In Städten wie Sorong und Jayapura gehören die meisten Unternehmen IndonesierInnen; die indigene Bevölkerung wird als eine Art Menschen zweiter Klasse behandelt. Die indonesische Menschenrechtsanwältin Veronica Koman beschreibt es so: „Am Flughafen in Jayapura sind alle Leute an den Schaltern Indonesier, die Gepäckträger sind Westpapuaner. In der Stadt gehören alle Geschäfte indonesischen Migranten, während die Westpapuaner auf der Straße Betelnüsse verkaufen.“

Staatliche Gewalt. Oppositionelle Aktivitäten werden oft mit Gewalt und willkürlichen Festnahmen beantwortet. „Zu staatlichen Gewaltmaßnahmen kommt es in ganz Westpapua, und alle Sicherheitskräfte sind daran beteiligt“, erläutert Jason Macleod von der Universität Sydney. Die Menschenrechtsverletzungen „inkludieren Tötungen, Folter, sexuelle Übergriffe und Freiheitsberaubung“.

Eine statistische Erfassung dieser Menschenrechtsverletzungen ist praktisch unmöglich, da die indonesischen Behörden keine Besuche durch Menschenrechtsorganisationen erlauben und die Medien streng kontrollieren. Lokale JournalistInnen werden routinemäßig bestochen, bedroht, verhaftet oder getötet; Aktivitäten ausländischer Medien sind weitgehend verboten.

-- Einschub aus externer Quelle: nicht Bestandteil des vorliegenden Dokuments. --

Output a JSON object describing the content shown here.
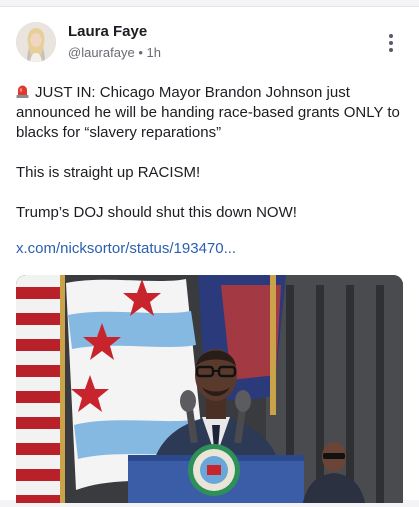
{
  "post": {
    "author_name": "Laura Faye",
    "handle": "@laurafaye",
    "separator": "•",
    "time": "1h",
    "lines": [
      "JUST IN: Chicago Mayor Brandon Johnson just announced he will be handing race-based grants ONLY to blacks for “slavery reparations”",
      "This is straight up RACISM!",
      "Trump’s DOJ should shut this down NOW!"
    ],
    "link_text": "x.com/nicksortor/status/193470...",
    "media_alt_text": "Man in a suit and glasses speaking at a podium with microphones and a city seal, flags behind him"
  },
  "icons": {
    "siren": "rotating-light-emoji",
    "more": "more-vertical-icon",
    "avatar": "profile-photo"
  },
  "colors": {
    "link": "#2a5fb0",
    "text": "#1c1c22",
    "muted": "#6a6a74"
  }
}
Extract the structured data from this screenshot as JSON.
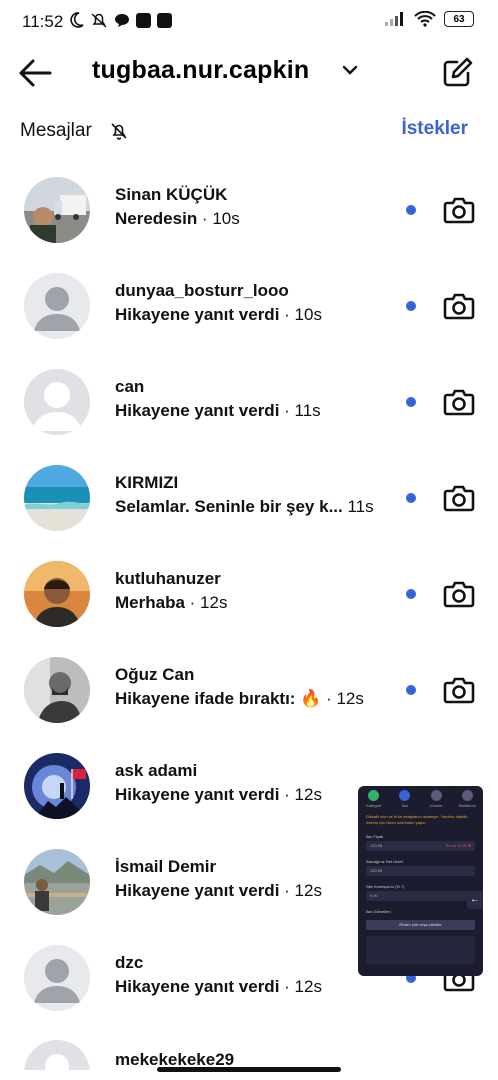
{
  "status_bar": {
    "time": "11:52",
    "battery": "63"
  },
  "header": {
    "account_name": "tugbaa.nur.capkin"
  },
  "section": {
    "title": "Mesajlar",
    "requests_label": "İstekler"
  },
  "threads": [
    {
      "name": "Sinan KÜÇÜK",
      "message": "Neredesin",
      "time": "10s"
    },
    {
      "name": "dunyaa_bosturr_looo",
      "message": "Hikayene yanıt verdi",
      "time": "10s"
    },
    {
      "name": "can",
      "message": "Hikayene yanıt verdi",
      "time": "11s"
    },
    {
      "name": "KIRMIZI",
      "message": "Selamlar. Seninle bir şey k...",
      "time": "11s"
    },
    {
      "name": "kutluhanuzer",
      "message": "Merhaba",
      "time": "12s"
    },
    {
      "name": "Oğuz Can",
      "message": "Hikayene ifade bıraktı: 🔥",
      "time": "12s"
    },
    {
      "name": "ask adami",
      "message": "Hikayene yanıt verdi",
      "time": "12s"
    },
    {
      "name": "İsmail Demir",
      "message": "Hikayene yanıt verdi",
      "time": "12s"
    },
    {
      "name": "dzc",
      "message": "Hikayene yanıt verdi",
      "time": "12s"
    }
  ],
  "partial_thread": {
    "name": "mekekekeke29"
  },
  "overlay": {
    "tabs": [
      "Kategori",
      "İlan",
      "Ürünler",
      "Belirtmek"
    ],
    "warning": "Dikkatli olun ve ürün detaylarını inceleyin. Yanıltıcı olabilir, ödeme için bizim üzerinden yapın.",
    "field1_label": "İlan Fiyatı",
    "field1_value": "123,55",
    "field1_error": "En az 10,00 ₺",
    "field2_label": "Alacağınız Net Ücret",
    "field2_value": "120,55",
    "field3_label": "Site Komisyonu (% 7)",
    "field3_value": "9,00",
    "section_label": "İlan Görselleri",
    "upload_button": "Resim yük veya sürükle"
  },
  "colors": {
    "accent": "#3b63d8",
    "unread_dot": "#3b63d8"
  }
}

Je nach Schätzungen, die Universität Sydney widmete sich 2005 in einem Forschungsbericht etwa diesem Thema, wurden bisher 100.000 bis 500.000 Westpapuaner, Männer und Frauen, von Sicherheitskräften getötet. Über die meisten Todesfälle wird in offiziellen Medien nicht berichtet. Ersichtlich ist aber der ungleiche Zugang der indigenen Bevölkerung zu Gesundheitsversorgung, Bildung und Beschäftigung – ob Armut, Analphabetismus, Kindersterblichkeit oder HIV-Infektionen, ihre Indikatoren sind weit schlechter als jene der zugewanderten Bevölkerung.

Zwischen 1971 und 2000 nahm die indigene Bevölkerung in Westpapua nur halb so schnell zu wie die Bevölkerung im benachbarten Papua-Neuguinea, wie Jim Elmslie von der Universität Sydney feststellte; bei gleichem Wachstum gäbe es 360.000 WestpapuanerInnen mehr. 1

Von Bergbau- und Erdgasprojekten wie jenen von Freeport und BP profitieren die WestpapuanerInnen kaum; sie vernichten vielmehr ihre Nahrungsmittelquellen und vergiften ihre Wasserressourcen. Die von Indonesien unterstützten Forstwirtschaftsprojekte und Palmölplantagen wiederum schlagen breite Schneisen in den Regenwald, für Befreiungsaktivist Octo Mote eine „Zerstörung der Lungen der Welt“.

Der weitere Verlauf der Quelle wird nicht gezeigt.